China, Brazil, Kuwait, along with 15 other countries, secured top rank in Hunger Index with a GHI score lower than 5, the Global Hunger Index website published on Thursday. 


As per the report, India's share of wasting among children rose from 17.1%between 1998-2002 to 17.3% between 2016-2020. 


The GHI report highlighted that food security is threatened on multiple fronts with worsening conflicts, weather extremes associated with global climate change and the economic and health challenges related to Covid 19 pandemic, all contributing to the collective hunger. 


"Inequality between regions, countries, districts and communities - is persuasive and (if) left unchecked will keep the world from achieving the sustainable development Goal (SDG) mandate to no one behind," the report said. “It is difficult to be optimistic in 2021 because the forces driving hunger are overpowering good intentions and lofty goals.” 
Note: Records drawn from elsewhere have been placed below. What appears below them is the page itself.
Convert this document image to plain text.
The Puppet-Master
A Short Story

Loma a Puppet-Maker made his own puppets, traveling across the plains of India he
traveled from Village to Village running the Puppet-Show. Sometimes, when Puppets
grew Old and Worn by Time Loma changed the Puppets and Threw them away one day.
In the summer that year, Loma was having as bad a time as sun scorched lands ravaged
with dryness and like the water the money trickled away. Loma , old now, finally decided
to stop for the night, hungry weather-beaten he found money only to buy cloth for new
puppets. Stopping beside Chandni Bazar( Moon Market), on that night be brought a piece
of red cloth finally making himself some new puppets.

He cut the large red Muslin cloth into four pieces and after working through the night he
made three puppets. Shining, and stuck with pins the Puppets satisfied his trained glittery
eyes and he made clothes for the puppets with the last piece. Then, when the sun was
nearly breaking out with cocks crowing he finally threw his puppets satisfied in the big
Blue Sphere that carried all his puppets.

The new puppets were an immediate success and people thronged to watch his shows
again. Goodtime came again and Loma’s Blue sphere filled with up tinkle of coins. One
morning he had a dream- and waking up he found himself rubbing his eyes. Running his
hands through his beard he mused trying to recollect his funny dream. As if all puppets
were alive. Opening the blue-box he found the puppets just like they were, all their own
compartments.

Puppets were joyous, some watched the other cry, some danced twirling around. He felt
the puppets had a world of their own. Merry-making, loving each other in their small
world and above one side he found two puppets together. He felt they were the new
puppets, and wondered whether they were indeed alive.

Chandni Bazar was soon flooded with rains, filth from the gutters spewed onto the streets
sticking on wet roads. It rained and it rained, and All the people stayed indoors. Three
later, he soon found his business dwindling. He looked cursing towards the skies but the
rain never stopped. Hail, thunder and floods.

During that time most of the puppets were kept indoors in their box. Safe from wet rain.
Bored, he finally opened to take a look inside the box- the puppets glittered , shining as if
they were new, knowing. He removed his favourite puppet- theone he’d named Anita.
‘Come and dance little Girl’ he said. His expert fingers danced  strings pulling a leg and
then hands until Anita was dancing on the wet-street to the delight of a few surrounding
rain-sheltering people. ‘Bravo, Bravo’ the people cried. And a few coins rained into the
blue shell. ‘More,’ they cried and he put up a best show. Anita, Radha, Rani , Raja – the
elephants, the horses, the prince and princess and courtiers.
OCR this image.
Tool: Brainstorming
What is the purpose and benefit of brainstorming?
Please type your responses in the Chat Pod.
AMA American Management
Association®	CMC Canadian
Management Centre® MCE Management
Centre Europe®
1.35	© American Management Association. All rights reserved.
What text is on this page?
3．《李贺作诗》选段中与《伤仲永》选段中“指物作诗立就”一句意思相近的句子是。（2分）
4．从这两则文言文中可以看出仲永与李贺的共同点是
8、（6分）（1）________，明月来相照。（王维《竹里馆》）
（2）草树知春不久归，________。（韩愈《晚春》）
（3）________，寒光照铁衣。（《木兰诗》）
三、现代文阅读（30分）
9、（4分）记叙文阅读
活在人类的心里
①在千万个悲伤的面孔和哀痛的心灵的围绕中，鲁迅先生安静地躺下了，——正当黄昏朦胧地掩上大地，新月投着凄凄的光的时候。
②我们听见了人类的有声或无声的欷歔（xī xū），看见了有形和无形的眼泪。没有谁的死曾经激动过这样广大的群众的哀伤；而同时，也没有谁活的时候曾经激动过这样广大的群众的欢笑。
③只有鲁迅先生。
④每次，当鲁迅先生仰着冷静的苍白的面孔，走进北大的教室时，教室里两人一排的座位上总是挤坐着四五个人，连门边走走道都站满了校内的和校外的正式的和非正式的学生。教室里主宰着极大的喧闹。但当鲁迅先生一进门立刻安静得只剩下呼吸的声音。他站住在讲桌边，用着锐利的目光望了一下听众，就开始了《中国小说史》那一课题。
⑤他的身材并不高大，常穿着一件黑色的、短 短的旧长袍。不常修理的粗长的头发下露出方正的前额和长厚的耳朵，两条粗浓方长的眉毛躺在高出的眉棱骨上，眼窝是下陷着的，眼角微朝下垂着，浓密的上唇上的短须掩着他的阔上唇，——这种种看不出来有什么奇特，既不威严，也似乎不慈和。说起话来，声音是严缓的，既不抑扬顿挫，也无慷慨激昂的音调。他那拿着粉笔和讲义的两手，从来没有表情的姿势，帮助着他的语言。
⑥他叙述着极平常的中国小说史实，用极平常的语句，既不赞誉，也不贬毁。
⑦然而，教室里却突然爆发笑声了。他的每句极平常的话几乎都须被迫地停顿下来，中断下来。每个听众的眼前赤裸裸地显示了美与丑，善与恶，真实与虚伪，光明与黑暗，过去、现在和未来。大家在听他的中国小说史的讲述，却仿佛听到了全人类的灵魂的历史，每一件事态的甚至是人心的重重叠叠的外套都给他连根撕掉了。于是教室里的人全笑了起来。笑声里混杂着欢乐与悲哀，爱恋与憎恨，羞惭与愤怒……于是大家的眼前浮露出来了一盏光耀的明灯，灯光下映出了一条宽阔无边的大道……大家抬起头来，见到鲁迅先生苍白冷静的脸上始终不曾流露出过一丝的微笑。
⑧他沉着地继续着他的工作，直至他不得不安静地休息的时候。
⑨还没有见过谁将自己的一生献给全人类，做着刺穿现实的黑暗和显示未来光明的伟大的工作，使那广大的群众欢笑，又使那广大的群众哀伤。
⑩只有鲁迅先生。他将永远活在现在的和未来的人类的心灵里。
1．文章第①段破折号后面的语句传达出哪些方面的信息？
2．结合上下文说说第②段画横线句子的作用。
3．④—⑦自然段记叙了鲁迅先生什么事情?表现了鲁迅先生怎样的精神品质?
One must note that India has improved in other categories of the report, such as infant mortality, pediatric nourishment and per-capita nutrition allotted to children under 18 years. 


The Ministry of Women and Child Welfare came out strongly against the annual Global Hunger Index publishers over the questions of methodology and data sources amid a decline in the country’s ranking. “The publishing agencies have not done due diligence before releasing the report," the ministry said in a statement.


Calling the FAO methodology “unscientific", the government said that “the scientific measurement of undernourishment would require measurement of weight and height, whereas the methodology involved here is based on Gallup poll, accounting a pure telephonic estimate of the population".


This trend of undernutrition in India is unfortunately not new. The GHI ranking is actually based on the government’s own National Family Health Survey (NHFS) data. The data shows that between 2015 and 2019, many Indian states reversed the gains made on child nutrition parameters.